El propio Mises se asomaba a la virulencia de su lenguaje: “a veces se me acusaba de presentar mi punto de vista de una manera demasiado abrupta e intransigente”. Agregaba: “mi único arrepentimiento es mi disposición a los términos medios, no mi intransigencia”. O, en otro momento, describía como “duro” su propio juicio, pero Mises aseguraba que “la mayoría de los libros y los artículos carecen completamente de valor”. Aun así, tenía clara la necesidad de persuadir. Al escribir sobre estatismo en sus memorias, Mises expone que alrededor de 1900 —en los países de habla alemana— predominaba la suposición de que “el futuro le pertenece al estado” y se acusaba al capitalismo de todos los males. Por ejemplo: el “alcoholismo era causado por el libre mercado del licor y el libre mercado de armas era culpable de la guerra”. También notaba que el “odio al capital de gran escala y la especulación estaban profundamente enraizados” en la opinión pública. Más adelante en su vida —explicó Mises— llegó a pensar que había factores emocionales que explicaban la popularidad de políticas anticapitalistas y aseguraba que para evitar el fracaso del capitalismo habría que lograr que fuese tolerado psicológicamente.

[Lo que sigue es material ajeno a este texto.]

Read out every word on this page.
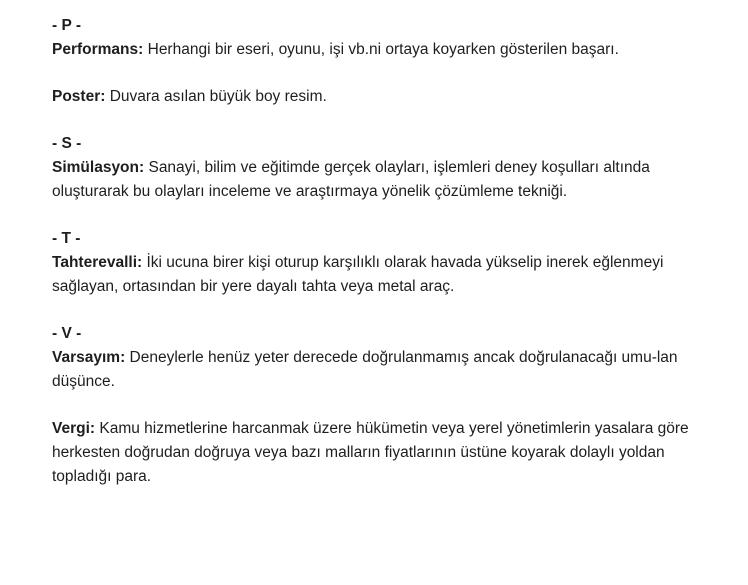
- P -

Performans: Herhangi bir eseri, oyunu, işi vb.ni ortaya koyarken gösterilen başarı.

Poster: Duvara asılan büyük boy resim.

- S -

Simülasyon: Sanayi, bilim ve eğitimde gerçek olayları, işlemleri deney koşulları altında oluşturarak bu olayları inceleme ve araştırmaya yönelik çözümleme tekniği.

- T -

Tahterevalli: İki ucuna birer kişi oturup karşılıklı olarak havada yükselip inerek eğlenmeyi sağlayan, ortasından bir yere dayalı tahta veya metal araç.

- V -

Varsayım: Deneylerle henüz yeter derecede doğrulanmamış ancak doğrulanacağı umu-lan düşünce.

Vergi: Kamu hizmetlerine harcanmak üzere hükümetin veya yerel yönetimlerin yasalara göre herkesten doğrudan doğruya veya bazı malların fiyatlarının üstüne koyarak dolaylı yoldan topladığı para.
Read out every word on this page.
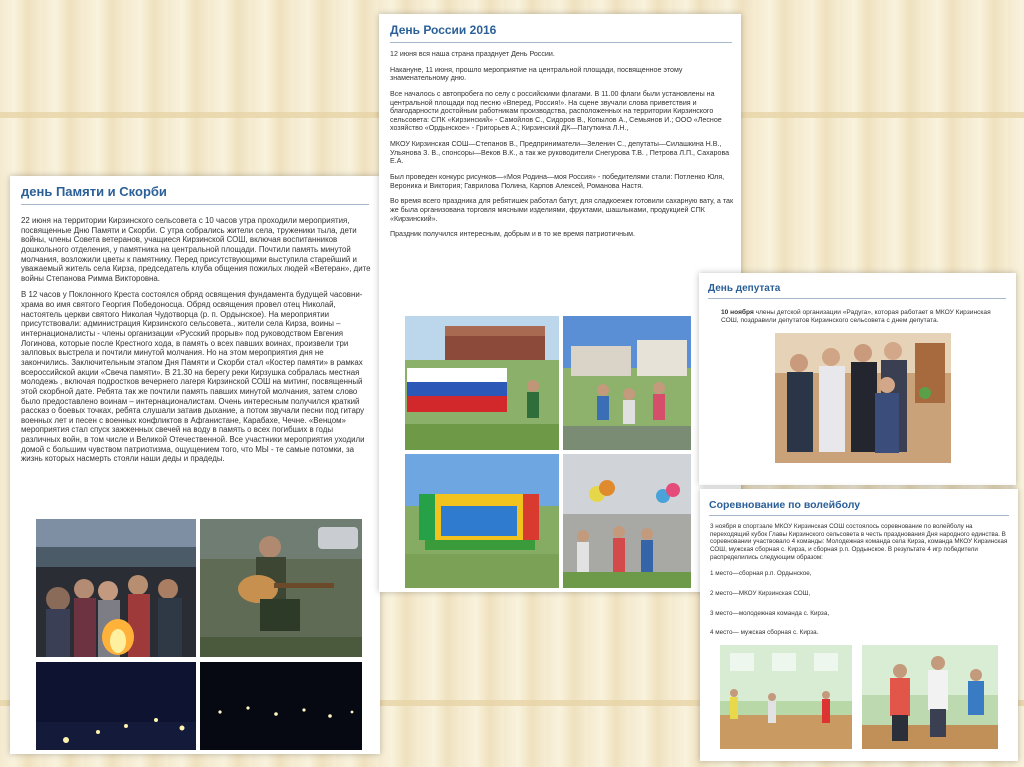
день Памяти и Скорби

22 июня на территории Кирзинского сельсовета с 10 часов утра проходили мероприятия, посвященные Дню Памяти и Скорби. С утра собрались жители села, труженики тыла, дети войны, члены Совета ветеранов, учащиеся Кирзинской СОШ, включая воспитанников дошкольного отделения, у памятника на центральной площади. Почтили память минутой молчания, возложили цветы к памятнику. Перед присутствующими выступила старейший и уважаемый житель села Кирза, председатель клуба общения пожилых людей «Ветеран», дите войны Степанова Римма Викторовна.

В 12 часов у Поклонного Креста состоялся обряд освящения фундамента будущей часовни-храма во имя святого Георгия Победоносца. Обряд освящения провел отец Николай, настоятель церкви святого Николая Чудотворца (р. п. Ордынское). На мероприятии присутствовали: администрация Кирзинского сельсовета., жители села Кирза, воины – интернационалисты - члены организации «Русский прорыв» под руководством Евгения Логинова, которые после Крестного хода, в память о всех павших воинах, произвели три залповых выстрела и почтили минутой молчания. Но на этом мероприятия дня не закончились. Заключительным этапом Дня Памяти и Скорби стал «Костер памяти» в рамках всероссийской акции «Свеча памяти». В 21.30 на берегу реки Кирзушка собралась местная молодежь , включая подростков вечернего лагеря Кирзинской СОШ на митинг, посвященный этой скорбной дате. Ребята так же почтили память павших минутой молчания, затем слово было предоставлено воинам – интернационалистам. Очень интересным получился краткий рассказ о боевых точках, ребята слушали затаив дыхание, а потом звучали песни под гитару военных лет и песен с военных конфликтов в Афганистане, Карабахе, Чечне. «Венцом» мероприятия стал спуск зажженных свечей на воду в память о всех погибших в годы различных войн, в том числе и Великой Отечественной. Все участники мероприятия уходили домой с большим чувством патриотизма, ощущением того, что МЫ - те самые потомки, за жизнь которых насмерть стояли наши деды и прадеды.

День России 2016

12 июня вся наша страна празднует День России.

Накануне, 11 июня, прошло мероприятие на центральной площади, посвященное этому знаменательному дню.

Все началось с автопробега по селу с российскими флагами. В 11.00 флаги были установлены на центральной площади под песню «Вперед, Россия!». На сцене звучали слова приветствия и благодарности достойным работникам производства, расположенных на территории Кирзинского сельсовета: СПК «Кирзинский» - Самойлов С., Сидоров В., Копылов А., Семьянов И.; ООО «Лесное хозяйство «Ордынское» - Григорьев А.; Кирзинский ДК—Пагуткина Л.Н.,

МКОУ Кирзинская СОШ—Степанов В., Предприниматели—Зеленин С., депутаты—Силашкина Н.В., Ульянова З. В., спонсоры—Веков В.К., а так же руководители Снегурова Т.В. , Петрова Л.П., Сахарова Е.А.

Был проведен конкурс рисунков—«Моя Родина—моя Россия» - победителями стали: Потленко Юля, Вероника и Виктория; Гаврилова Полина, Карпов Алексей, Романова Настя.

Во время всего праздника для ребятишек работал батут, для сладкоежек готовили сахарную вату, а так же была организована торговля мясными изделиями, фруктами, шашлыками, продукцией СПК «Кирзинский».

Праздник получился интересным, добрым и в то же время патриотичным.

День депутата
10 ноября члены детской организации «Радуга», которая работает в МКОУ Кирзинская СОШ, поздравили депутатов Кирзинского сельсовета с днем депутата.
Соревнование по волейболу

3 ноября в спортзале МКОУ Кирзинская СОШ состоялось соревнование по волейболу на переходящий кубок Главы Кирзинского сельсовета в честь празднования Дня народного единства. В соревновании участвовало 4 команды: Молодежная команда села Кирза, команда МКОУ Кирзинская СОШ, мужская сборная с. Кирза, и сборная р.п. Ордынское. В результате 4 игр победители распределились следующим образом:

1 место—сборная р.п. Ордынское,

2 место—МКОУ Кирзинская СОШ,

3 место—молодежная команда с. Кирза,

4 место— мужская сборная с. Кирза.
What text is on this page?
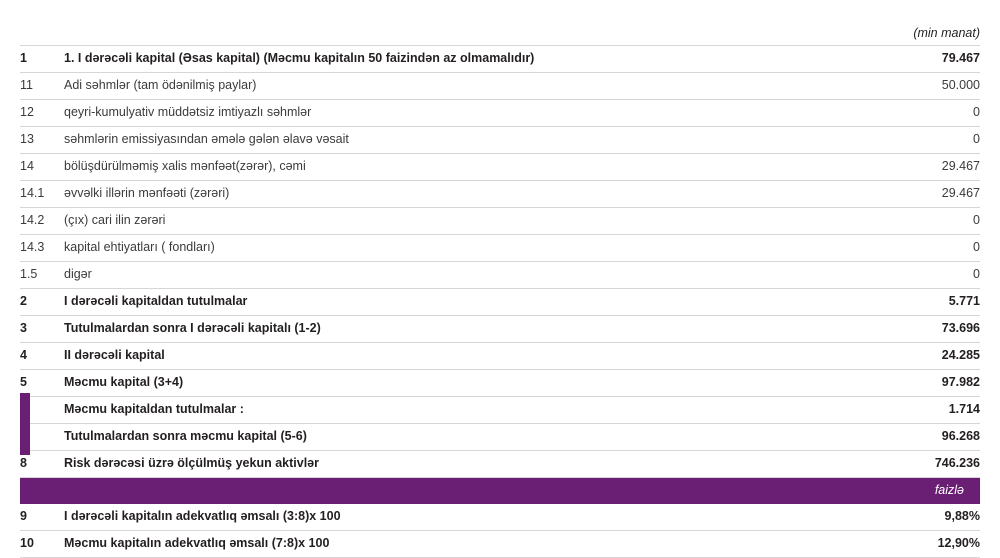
		(min manat)
1	1. I dərəcəli kapital (Əsas kapital) (Məcmu kapitalın 50 faizindən az olmamalıdır)	79.467
11	Adi səhmlər (tam ödənilmiş paylar)	50.000
12	qeyri-kumulyativ müddətsiz imtiyazlı səhmlər	0
13	səhmlərin emissiyasından əmələ gələn əlavə vəsait	0
14	bölüşdürülməmiş xalis mənfəət(zərər), cəmi	29.467
14.1	əvvəlki illərin mənfəəti (zərəri)	29.467
14.2	(çıx) cari ilin zərəri	0
14.3	kapital ehtiyatları ( fondları)	0
1.5	digər	0
2	I dərəcəli kapitaldan tutulmalar	5.771
3	Tutulmalardan sonra I dərəcəli kapitalı (1-2)	73.696
4	II dərəcəli kapital	24.285
5	Məcmu kapital (3+4)	97.982
	Məcmu kapitaldan tutulmalar :	1.714
	Tutulmalardan sonra məcmu kapital (5-6)	96.268
8	Risk dərəcəsi üzrə ölçülmüş yekun aktivlər	746.236
		faizlə
9	I dərəcəli kapitalın adekvatlıq əmsalı (3:8)x 100	9,88%
10	Məcmu kapitalın adekvatlıq əmsalı (7:8)x 100	12,90%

El economista encontraba un problema en la academia e identificaba el reto de persuadir. Más importante: Mises sabía falso que las ideas correctas venzan al resto e identificaba, en cambio, que la educación puede usarse para reproducir ideas equivocadas. Refería —probablemente horrorizado— el ejemplo del dominio de la socialdemocracia en Viena y cómo un alcalde confiaba en que la permanencia de su partido e ideología estaban asegurados tanto por el indoctrinamiento, como porque los vieneses nacían, vivían y morían en la socialdemocracia. Así, puede arguirse que el caso de Mises apunta a que la arrogancia, los términos medios y la manipulación ideológica no son vías de convencimiento legítimo y efectivo. También abre preguntas para el presente: cuál es la forma de difundir las propias ideas sin atentar contra la libertad de los demás y cuál es la estrategia de lenguaje adecuada en medio de confrontaciones cultivadas por los populistas.